When you’re a parent of a small child you learn to be very assertive about needing and taking time for yourself. I was in town with my son, shopping for my wife’s birthday present, when I saw that this exhibition was on. Hmm. Good photo exhibition. I’m going. And although I would much prefer to go with my wife than alone, there’s no way I’m willing to try to look at something like that with a three year old in tow. My wife is away on business this week, so I decided I was entitled to a bit of preemptive battery charging before three days as a single dad and awarded myself Sunday morning off from husband-and-father duties.

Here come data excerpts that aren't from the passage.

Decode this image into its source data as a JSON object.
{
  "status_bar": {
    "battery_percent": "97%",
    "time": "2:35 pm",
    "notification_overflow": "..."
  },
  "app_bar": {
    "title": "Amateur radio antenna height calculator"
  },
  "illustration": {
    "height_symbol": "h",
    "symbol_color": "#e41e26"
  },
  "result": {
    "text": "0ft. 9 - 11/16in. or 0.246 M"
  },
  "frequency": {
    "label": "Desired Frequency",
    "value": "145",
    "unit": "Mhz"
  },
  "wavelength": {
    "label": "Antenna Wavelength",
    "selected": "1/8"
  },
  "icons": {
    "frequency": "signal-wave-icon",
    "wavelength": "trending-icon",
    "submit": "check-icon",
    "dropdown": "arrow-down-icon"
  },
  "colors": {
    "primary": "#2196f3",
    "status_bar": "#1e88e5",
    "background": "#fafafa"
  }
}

Only a couple of hours though, so: into the museum. Straight to the photos, glancing neither to the left nor to the right at other exhibits. Look at photos. Museum coffee shop looks tempting afterwards, but if I do then I won’t have time for yoga practice before my friend’s birthday party in the afternoon. (Nearly all my [remaining] friends have small children too, so social events tend to start early) So no coffee: straight home, mat out, practice.

Arrived home to find the rest of my family limping around complaining about their bruised backs having had a huge sledge crash. Shit happens.